シンガポールのテマセク・ホールディングス、数年ぶりの大規模事業再編へ

シンガポールの国営投資会社テマセク・ホールディングスは、数十年ぶりの大規模な事業再編を検討している。投資収益率の向上と業務効率化を目指し、膨大なポートフォリオを3つの独立した事業部門に再編する。

20日の報道によると、現在も経営陣で協議中のこの提案は、テマセクの事業を3つの主要部門に分割するものだ。1つはシンガポール航空などの国内主要保有銘柄に特化し、もう1つは海外投資を担当し、3つ目はすべてのファンド投資を網羅する。

テマセクの純資産ポートフォリオは今年3月31日に過去最高の4,340億シンガポールドル(3,380億米ドル)に達したものの、過去10年間の株主総利回り(TSR)はわずか5%で、規模は大きいもののより保守的な同業GICと同水準にとどまり、同期間におけるMSCIワールド・インデックスの年率10%を大きく下回っている。

改革計画は早ければ数ヶ月以内に発表される可能性があります。新会長のテオ・チー・ヒアン氏は10月9日に正式に就任し、10月初旬に開催されるシンガポールF1グランプリは、パートナーやステークホルダーに改革を説明する機会と見られています。

業績へのプレッシャーが構造調整を促進
テマセクは現在、伝統的な経営モデルを採用しており、様々な資産クラスや地域投資を異なる役員が担当しています。関係者によると、この再編計画が実行されれば、主要役員は会社の業績と業務効率の向上にさらに注力できるようになるとのことです。

テマセクの2025年年次報告書によると、今年3月時点で、シンガポールに拠点を置くポートフォリオ企業が純資産ポートフォリオの41%、グローバル直接投資が36%、そして「パートナーシップ、ファンド、資産運用会社」が23%を占めています。提案されている再編は、この既存の構造をほぼ踏襲したものです。

ディルハン・ピレイCEOのリーダーシップの下、テマセクは近年、投資収益率への圧力に直面しています。過去10年間の株主総利回りはGICと同水準であるだけでなく、世界の株式ベンチマークを大きく下回っており、構造改革の緊急性を浮き彫りにしています。

資産運用事業の統合が加速しています。

現在議論されている選択肢の中には、アバンダ・インベストメント・マネジメントなどの外部運用会社へのテマセクの投資を再統合し、2020年に設立されたテマセクの100%出資資産運用会社であるセビオラ・グループの傘下に置くというものがあります。

セビオラは現在、フラートン・ファンド・マネジメント、アザリア・インベストメント・マネジメント、シータウン・ホールディングス・インターナショナルなどの投資部門を保有する持株会社として機能しています。

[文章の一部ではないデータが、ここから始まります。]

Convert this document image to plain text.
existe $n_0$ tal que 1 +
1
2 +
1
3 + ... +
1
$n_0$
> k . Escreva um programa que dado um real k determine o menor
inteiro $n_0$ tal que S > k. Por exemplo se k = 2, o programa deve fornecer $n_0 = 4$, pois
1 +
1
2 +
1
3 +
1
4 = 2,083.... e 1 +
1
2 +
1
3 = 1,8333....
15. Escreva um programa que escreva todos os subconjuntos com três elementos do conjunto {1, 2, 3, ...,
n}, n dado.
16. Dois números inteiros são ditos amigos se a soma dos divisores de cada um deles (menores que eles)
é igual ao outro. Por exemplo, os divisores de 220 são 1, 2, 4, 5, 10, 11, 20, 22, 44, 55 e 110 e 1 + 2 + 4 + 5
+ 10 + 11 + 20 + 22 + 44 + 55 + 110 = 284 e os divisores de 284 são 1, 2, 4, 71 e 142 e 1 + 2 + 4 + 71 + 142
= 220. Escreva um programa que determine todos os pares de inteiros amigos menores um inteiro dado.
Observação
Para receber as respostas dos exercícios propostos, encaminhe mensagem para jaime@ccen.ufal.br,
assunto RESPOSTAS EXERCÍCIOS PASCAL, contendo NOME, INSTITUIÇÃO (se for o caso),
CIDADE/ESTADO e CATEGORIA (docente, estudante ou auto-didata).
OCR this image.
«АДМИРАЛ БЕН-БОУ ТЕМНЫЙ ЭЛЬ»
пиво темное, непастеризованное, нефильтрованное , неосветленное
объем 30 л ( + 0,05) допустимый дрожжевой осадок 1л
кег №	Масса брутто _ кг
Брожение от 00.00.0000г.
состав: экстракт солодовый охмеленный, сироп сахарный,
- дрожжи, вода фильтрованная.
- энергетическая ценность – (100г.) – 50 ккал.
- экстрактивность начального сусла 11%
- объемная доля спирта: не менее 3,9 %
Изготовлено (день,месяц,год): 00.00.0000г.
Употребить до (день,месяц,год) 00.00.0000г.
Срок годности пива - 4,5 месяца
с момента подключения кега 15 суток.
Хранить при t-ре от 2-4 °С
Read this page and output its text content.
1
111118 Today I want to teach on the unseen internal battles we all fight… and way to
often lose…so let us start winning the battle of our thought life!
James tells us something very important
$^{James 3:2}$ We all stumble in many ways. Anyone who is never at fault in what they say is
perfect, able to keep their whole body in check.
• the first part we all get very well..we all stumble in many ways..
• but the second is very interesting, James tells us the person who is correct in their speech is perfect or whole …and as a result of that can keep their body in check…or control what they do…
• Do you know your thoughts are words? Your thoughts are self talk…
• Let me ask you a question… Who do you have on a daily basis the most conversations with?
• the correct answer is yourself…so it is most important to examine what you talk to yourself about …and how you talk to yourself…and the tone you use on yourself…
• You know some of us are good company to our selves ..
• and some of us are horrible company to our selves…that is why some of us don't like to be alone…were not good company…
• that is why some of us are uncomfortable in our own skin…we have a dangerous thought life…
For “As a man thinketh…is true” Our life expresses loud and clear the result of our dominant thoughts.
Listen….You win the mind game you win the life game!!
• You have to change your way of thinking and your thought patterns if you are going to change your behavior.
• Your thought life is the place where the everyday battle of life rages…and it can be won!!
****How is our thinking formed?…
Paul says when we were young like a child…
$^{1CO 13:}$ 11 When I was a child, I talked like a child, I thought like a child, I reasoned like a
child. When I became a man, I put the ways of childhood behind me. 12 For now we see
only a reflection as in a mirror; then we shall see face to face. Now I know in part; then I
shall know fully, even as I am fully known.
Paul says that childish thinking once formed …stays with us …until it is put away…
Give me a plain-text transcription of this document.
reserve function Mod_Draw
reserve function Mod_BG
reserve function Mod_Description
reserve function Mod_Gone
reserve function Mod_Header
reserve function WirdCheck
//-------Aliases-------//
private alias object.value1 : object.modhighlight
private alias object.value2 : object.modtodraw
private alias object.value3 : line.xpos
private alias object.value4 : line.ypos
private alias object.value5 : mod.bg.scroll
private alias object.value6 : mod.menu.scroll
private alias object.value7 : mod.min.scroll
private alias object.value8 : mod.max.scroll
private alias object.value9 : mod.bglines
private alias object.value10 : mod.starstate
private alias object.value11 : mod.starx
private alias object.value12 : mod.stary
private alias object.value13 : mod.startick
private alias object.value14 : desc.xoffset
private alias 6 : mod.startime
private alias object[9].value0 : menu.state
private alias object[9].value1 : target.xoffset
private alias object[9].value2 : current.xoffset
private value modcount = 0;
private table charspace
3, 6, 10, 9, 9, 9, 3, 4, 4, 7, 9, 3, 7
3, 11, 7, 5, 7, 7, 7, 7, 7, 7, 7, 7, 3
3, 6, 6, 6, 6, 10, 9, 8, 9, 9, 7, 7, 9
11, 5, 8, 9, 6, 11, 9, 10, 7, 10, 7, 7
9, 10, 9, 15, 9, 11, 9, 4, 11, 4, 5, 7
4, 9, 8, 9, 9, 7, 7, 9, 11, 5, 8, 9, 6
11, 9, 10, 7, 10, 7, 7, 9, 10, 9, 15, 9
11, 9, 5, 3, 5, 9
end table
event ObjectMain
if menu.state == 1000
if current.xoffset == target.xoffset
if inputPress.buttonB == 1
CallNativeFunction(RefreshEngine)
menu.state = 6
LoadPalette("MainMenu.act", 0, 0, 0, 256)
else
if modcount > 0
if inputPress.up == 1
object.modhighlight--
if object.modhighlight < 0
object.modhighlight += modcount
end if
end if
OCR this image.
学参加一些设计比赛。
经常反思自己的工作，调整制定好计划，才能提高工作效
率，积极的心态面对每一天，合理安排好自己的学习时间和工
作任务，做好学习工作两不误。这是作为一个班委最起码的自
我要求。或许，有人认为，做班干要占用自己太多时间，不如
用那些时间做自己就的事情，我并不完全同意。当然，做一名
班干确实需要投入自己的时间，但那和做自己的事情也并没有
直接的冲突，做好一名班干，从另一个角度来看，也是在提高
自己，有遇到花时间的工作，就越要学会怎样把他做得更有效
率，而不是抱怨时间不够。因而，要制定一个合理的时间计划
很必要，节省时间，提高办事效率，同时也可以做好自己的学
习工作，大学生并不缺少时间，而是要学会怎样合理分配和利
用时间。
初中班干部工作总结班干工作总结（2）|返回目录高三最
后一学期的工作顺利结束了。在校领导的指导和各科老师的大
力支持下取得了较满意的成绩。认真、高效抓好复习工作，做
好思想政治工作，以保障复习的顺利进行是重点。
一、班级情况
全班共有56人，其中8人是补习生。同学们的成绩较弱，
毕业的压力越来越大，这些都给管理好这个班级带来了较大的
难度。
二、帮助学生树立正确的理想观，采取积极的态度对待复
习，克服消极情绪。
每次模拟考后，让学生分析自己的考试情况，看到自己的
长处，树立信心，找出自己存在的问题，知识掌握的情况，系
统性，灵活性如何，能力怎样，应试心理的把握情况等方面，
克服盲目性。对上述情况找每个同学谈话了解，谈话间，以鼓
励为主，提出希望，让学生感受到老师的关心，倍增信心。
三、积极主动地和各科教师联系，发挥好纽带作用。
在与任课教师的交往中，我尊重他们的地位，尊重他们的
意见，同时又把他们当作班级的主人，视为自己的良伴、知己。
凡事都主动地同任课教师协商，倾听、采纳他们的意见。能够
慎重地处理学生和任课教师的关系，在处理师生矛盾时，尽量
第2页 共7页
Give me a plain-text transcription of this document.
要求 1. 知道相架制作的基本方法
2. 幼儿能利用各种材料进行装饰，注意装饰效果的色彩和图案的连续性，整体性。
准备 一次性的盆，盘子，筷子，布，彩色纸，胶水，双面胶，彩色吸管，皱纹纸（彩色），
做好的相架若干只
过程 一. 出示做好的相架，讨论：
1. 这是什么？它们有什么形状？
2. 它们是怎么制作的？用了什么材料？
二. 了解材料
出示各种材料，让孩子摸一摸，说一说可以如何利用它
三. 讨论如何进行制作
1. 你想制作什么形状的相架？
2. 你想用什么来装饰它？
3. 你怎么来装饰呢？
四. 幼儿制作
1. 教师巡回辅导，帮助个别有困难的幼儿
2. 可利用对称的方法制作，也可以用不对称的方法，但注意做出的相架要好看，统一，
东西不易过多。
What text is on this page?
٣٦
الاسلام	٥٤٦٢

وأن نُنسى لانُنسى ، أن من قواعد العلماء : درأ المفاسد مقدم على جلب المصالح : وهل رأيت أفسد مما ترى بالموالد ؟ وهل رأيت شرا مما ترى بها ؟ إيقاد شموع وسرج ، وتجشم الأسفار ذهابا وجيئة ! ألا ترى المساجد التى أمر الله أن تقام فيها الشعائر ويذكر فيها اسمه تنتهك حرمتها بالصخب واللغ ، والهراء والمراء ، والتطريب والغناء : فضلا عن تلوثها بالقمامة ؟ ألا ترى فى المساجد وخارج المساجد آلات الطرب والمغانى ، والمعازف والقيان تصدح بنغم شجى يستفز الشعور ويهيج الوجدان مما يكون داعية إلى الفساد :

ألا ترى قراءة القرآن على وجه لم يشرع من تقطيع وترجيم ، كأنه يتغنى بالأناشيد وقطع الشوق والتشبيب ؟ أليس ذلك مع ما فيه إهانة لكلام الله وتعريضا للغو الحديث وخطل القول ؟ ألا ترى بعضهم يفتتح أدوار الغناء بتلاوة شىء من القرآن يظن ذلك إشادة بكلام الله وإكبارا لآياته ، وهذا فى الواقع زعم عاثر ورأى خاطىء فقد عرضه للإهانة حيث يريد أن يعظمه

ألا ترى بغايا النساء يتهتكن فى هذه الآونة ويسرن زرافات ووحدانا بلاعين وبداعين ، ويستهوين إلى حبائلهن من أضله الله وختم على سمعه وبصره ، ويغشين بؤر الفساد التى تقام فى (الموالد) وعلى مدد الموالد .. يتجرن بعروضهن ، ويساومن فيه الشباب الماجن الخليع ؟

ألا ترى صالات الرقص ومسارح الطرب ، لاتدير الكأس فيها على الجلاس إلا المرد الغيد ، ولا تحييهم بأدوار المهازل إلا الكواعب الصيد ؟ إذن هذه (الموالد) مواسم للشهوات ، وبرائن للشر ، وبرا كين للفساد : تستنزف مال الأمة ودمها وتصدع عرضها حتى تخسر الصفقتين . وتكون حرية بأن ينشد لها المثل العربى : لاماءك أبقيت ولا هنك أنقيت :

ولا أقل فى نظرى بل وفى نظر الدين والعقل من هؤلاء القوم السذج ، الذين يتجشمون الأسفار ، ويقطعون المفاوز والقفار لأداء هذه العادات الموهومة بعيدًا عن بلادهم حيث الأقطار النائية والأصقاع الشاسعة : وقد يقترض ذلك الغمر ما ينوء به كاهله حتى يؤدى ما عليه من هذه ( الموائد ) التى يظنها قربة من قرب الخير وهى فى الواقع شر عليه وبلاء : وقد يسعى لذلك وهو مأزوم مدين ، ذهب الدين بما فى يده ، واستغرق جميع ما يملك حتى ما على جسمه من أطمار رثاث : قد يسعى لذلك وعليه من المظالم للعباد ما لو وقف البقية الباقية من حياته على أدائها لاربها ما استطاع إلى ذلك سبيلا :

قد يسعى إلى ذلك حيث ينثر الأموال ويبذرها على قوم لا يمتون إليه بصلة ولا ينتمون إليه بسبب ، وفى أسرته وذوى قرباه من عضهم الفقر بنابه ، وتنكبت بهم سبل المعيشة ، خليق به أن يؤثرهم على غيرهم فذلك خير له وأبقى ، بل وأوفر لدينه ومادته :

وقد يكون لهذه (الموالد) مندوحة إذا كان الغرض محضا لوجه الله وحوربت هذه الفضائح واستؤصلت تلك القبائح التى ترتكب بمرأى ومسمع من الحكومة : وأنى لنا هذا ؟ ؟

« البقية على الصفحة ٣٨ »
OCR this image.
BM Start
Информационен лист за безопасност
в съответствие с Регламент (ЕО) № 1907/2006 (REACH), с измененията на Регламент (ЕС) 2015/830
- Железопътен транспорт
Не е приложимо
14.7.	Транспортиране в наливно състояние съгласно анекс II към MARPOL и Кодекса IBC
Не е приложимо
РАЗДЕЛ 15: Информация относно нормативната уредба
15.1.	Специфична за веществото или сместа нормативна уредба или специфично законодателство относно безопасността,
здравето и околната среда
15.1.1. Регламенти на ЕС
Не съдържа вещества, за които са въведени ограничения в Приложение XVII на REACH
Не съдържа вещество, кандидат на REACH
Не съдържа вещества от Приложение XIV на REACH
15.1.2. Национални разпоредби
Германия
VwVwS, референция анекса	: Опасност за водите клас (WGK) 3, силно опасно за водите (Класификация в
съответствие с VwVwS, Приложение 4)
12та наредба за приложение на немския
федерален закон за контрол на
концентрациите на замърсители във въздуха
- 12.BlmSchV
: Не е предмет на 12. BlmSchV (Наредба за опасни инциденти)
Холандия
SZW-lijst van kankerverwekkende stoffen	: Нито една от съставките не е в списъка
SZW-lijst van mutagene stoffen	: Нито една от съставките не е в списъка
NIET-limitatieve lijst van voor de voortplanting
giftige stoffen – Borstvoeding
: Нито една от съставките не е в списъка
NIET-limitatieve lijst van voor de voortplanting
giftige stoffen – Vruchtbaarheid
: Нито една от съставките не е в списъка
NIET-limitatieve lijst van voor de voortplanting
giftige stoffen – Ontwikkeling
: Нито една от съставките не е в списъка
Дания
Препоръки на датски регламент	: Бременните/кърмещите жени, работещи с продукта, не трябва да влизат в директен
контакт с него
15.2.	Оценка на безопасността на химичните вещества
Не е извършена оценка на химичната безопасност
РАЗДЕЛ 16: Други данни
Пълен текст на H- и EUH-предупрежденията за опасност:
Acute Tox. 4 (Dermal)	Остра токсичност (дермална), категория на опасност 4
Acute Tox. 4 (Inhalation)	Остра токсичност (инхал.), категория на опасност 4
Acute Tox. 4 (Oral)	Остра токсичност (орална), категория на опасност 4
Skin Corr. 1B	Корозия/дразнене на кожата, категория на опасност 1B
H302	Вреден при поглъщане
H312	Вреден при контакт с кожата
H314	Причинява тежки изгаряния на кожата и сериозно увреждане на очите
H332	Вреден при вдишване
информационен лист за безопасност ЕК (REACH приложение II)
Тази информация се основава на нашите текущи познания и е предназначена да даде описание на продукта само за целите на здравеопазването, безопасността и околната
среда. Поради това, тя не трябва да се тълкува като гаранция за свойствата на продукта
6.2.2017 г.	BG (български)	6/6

来月から、セビオラはシンガポール貿易産業省の元事務次官で、上級公務員のガブリエル・リム氏が率いることになります。リム氏は昨年10月にテマセクのコーポレート戦略共同責任者に就任しました。

この再編計画では、複数の主要幹部を上級職に昇進させ、新設される各部門の業務を監督させる。セビオラのリム氏に加え、新部門を率いる幹部として挙げられているのは、最高財務責任者(CFO)のプン・チン・イー氏と、パリ事務所に異動した欧州・中東・アフリカ地域責任者のナギ・ハミイエ氏である。

事情に詳しい関係者は、この計画はまだ流動的で変更される可能性があると強調した。テマセクはコメント要請に直ちには応じなかった。承認されれば、この再編は、変化する世界的な投資環境と株主還元への期待に対応するため、構造改革を通じて投資戦略と事業モデルの再構築を目指すテマセクの決断を示すものとなるだろう。